Plants communities are particularly vulnerable to climate change, as they obviously cannot migrate as quickly as most animal species. And mountain-top species are also at high risk as they are adapted to cold whether and, often, effectively trapped on "sky islands." This vulnerablilty is well illustrated by the whitebark pine, a fast disappearing species of tree that NRDC is working to conserve.

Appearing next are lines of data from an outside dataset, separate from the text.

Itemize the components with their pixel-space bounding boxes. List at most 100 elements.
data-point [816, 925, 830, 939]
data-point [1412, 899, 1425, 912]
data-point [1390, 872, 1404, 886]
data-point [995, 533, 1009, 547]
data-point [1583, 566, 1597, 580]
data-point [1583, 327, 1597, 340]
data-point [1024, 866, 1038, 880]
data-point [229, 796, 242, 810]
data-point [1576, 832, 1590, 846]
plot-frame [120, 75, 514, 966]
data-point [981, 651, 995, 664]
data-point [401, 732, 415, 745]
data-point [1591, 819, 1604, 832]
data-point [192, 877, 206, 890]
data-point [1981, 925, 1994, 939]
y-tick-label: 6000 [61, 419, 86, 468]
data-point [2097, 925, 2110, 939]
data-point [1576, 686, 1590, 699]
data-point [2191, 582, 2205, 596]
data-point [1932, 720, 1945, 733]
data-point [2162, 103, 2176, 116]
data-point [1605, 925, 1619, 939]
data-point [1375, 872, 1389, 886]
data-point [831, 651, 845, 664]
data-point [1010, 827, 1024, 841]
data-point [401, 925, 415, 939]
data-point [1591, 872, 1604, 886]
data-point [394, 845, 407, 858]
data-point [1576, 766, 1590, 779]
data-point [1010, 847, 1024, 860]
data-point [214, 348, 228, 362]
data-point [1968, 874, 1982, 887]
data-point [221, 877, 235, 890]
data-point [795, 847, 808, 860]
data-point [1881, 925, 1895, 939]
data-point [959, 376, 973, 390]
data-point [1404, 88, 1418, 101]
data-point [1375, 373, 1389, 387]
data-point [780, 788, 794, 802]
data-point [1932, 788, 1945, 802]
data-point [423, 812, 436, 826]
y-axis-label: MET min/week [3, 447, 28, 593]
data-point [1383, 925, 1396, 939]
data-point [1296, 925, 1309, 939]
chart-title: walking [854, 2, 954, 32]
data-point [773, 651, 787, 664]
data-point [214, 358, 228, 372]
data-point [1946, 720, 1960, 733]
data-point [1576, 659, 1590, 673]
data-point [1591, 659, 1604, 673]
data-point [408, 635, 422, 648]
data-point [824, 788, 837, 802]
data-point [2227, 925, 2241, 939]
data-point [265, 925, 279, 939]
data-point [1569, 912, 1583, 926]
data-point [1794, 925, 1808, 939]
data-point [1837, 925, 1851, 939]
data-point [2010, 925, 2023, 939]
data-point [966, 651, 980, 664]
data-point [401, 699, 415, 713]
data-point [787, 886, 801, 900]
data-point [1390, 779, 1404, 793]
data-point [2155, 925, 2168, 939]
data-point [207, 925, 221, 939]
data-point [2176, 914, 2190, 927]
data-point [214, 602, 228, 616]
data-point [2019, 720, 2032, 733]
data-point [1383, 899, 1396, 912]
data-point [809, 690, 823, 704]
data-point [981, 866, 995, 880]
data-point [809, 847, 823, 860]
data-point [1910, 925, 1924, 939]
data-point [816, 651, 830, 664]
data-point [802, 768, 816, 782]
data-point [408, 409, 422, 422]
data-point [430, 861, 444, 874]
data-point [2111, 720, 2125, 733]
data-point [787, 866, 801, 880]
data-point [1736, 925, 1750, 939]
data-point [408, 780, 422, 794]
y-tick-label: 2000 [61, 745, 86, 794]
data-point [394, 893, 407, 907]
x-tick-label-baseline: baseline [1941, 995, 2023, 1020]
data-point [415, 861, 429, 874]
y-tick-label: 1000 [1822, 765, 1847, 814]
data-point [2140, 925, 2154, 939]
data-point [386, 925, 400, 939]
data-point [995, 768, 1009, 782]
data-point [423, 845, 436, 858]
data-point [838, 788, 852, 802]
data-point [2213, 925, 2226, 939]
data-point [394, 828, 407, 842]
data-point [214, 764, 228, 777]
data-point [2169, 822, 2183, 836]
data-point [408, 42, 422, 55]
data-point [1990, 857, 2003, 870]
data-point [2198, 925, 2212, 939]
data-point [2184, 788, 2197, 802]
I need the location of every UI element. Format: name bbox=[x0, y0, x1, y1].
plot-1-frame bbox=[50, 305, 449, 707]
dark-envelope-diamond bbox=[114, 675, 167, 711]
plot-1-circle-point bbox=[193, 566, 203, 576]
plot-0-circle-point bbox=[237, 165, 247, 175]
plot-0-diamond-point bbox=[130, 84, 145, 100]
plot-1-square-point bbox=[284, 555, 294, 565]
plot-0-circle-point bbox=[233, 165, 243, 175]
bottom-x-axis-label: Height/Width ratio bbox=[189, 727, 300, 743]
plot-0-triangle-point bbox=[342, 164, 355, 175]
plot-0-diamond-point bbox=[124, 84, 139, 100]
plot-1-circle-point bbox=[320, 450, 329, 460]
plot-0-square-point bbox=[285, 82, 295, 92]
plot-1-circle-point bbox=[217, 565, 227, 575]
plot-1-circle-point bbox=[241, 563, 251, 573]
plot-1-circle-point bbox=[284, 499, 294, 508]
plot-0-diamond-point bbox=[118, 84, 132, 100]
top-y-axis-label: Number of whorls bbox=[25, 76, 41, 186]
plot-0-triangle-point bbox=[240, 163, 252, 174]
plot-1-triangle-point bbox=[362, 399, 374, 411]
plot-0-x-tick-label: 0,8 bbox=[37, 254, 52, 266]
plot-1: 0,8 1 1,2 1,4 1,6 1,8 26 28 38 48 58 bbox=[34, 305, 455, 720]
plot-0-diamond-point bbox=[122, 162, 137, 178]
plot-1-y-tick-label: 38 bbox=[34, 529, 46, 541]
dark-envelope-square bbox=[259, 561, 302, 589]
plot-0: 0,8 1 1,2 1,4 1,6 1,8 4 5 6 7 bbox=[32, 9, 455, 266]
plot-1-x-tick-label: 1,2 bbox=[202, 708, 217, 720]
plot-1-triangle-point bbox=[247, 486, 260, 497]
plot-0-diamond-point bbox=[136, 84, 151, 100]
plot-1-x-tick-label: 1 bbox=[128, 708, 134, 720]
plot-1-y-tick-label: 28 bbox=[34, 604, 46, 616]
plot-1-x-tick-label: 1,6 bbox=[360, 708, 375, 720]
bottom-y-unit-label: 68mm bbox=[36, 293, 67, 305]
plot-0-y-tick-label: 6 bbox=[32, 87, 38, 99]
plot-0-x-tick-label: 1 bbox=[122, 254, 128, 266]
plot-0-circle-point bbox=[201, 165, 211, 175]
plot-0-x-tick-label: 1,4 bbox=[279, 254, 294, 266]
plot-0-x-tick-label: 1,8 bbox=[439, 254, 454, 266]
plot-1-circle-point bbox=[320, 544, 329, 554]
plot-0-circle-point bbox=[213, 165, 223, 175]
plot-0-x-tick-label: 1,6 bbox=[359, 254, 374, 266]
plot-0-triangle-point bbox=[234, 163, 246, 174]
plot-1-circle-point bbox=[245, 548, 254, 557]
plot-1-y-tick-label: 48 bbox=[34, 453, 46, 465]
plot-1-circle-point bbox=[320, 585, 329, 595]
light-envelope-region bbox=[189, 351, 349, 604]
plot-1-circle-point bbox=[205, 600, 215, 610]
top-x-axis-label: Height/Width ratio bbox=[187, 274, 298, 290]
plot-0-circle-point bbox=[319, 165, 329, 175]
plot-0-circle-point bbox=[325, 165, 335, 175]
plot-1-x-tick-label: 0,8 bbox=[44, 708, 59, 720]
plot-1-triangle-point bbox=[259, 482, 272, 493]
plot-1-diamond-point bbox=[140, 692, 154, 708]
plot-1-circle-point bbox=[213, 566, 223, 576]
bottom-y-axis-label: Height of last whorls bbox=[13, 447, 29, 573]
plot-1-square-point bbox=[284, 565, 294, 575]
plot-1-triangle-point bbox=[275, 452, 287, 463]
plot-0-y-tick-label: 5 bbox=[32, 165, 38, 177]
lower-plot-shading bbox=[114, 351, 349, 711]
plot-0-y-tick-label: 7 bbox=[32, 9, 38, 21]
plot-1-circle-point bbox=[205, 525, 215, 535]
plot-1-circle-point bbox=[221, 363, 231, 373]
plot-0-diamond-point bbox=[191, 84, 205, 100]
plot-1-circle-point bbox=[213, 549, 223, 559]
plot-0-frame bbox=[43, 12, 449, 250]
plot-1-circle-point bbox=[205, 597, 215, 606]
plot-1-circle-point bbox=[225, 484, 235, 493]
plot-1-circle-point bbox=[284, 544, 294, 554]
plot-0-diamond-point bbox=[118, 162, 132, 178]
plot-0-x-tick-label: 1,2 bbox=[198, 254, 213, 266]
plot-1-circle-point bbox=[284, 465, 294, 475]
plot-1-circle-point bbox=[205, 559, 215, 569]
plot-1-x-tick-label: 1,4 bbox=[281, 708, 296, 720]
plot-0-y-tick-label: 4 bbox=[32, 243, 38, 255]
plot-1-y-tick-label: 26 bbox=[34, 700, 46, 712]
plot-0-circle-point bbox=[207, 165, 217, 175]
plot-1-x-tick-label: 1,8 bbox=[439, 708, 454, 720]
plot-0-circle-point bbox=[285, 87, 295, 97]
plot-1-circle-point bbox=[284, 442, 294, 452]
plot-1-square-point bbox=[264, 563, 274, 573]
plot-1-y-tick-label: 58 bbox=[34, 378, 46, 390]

This is no minor issue. It directly concerns every person alive today. Between 25-50% of modern medicines are derived from plants. Indeed, of the top 150 prescribed drugs in the United State nearly 60% were originally derived from plants. We're talking about drugs we all take for granted, like digitalis, which treates heart disease (foxglove), and l-dopa, which is used to combat Parkinson's (vanilla bean), as well as cancer treatments, such as taxol (derived from the Pacific Yew tree). You can read more about the medical value of plants here.
That's why when Congress passed the Endangered Species Act in 1973 it wrote:
Who knows, or can say, what potential cures for cancer or other scourges, present or future, may lie locked up in the structure of plants which may yet be undiscovered, much less analyzed?. . .. Sheer self-interest impels us to be cautious.
Who knows, indeed? But one thing is for sure, preserving diverse plant communities is essentail to all of us.